I found this thread whilst looking for information on Windows 7 and VLAN tagging support. imagoon, who is obviously trying to be very helpful, is off on quite a few routing/switching comments, so I am going to clarify and correct.
You network cannot exist without multicast (I really meant broadcast here even though it is the same basic tech at layer 2). Switches only keep MAC addresses in the table for a certain amount of time before they drop (ie not see frames from that mac on that port) after that the frame will get flooded out all ports that the frame didn't arrive on. If there is any place in the network where that frame can loop back and land at the switch, it will keep being flooded until the segment collapses.
Your network absolutely can exist without multicast. It is completely different. It uses a one-to-many method. Only IPv4 networks require broadcast, which is a one-to-all method used for building ARP tables, which are used for delivering packets within a broadcast domain. IPv6 does not use broadcast.

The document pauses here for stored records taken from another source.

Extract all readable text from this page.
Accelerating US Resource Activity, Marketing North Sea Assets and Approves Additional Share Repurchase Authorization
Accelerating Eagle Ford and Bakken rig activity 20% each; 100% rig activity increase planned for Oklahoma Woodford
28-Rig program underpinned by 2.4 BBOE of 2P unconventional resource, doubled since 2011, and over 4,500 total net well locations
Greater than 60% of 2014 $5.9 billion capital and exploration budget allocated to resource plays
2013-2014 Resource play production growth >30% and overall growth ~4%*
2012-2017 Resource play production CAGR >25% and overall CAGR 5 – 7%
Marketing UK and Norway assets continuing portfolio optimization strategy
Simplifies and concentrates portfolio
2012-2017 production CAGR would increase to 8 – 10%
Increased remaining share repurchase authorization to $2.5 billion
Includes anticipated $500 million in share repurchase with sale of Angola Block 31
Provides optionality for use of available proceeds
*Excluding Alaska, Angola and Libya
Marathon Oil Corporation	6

Switches don't have "MAC" tables. They have ARP tables, in which an IP address is mapped to a MAC address. Much like a cookie in a browser, the entry in the ARP table refreshes as long as you keep the session active. ARP entries do time out, but only after some inactivity.
sw1#sh arp
Protocol Address Age (min) Hardware Addr Type Interface
Internet 10.0.254.246 6 10bf.48bc.10ea ARPA Vlan254
Internet 10.0.254.241 0 001d.92dd.c610 ARPA Vlan254
Internet 10.0.254.226 145 0090.a99f.768c ARPA Vlan254
If there is no IP -> MAC entry, no "frames" go to all ports. An ARP request is then broadcast and, if there is an ARP reply, a new entry is put into the ARP table. Packets containing actual data (headers and payload) only make their way to every port if you are using a hub.
Bridges are rarely 802.1q aware. They are very stupid devices and not used anymore. The software ones are just as stupid and typically just spit out whatever arrives on one side to the other. So if this bridge decides to start bridging both VLANs on to the second NIC that you have the test device attached to you will see frame leakage and the like. Also if one guy decided to bridge it wrong, there may not be and issue until user #2 makes a mistake and you end up with 2 bridges on that network forming the loop for example.
You're confusing a hub for a bridge. Hubs are indeed "dumb" and seldom used anymore. A bridge is entirely different. A bridge is taking a router port (not a switch) and bridging two broadcast domains, in order to create one. In order to do this, you need a router and it has to be managed in order to configure it as a bridge port, or simplified, you are turning a router port into a switch port.
I am not saying you can't make it work, I am more concerned about putting network config like this in that hands of developers who likely have varying understandings of the mess the could potentially cause. I know as an IT guy I wouldn't even consider exporting 802.1q frames out to a workstation like that.
I disagree. VLAN tagging is an excellent way to minimize network cabling and simplify network management. I have three tagged VLANs on my FreeBSD workstation and I've never had an issue; it only increases topology efficiency and security.
If you are worried about this being above someone's pay grade, then perhaps hiring a network engineering consultant for a day or two is something you should consider.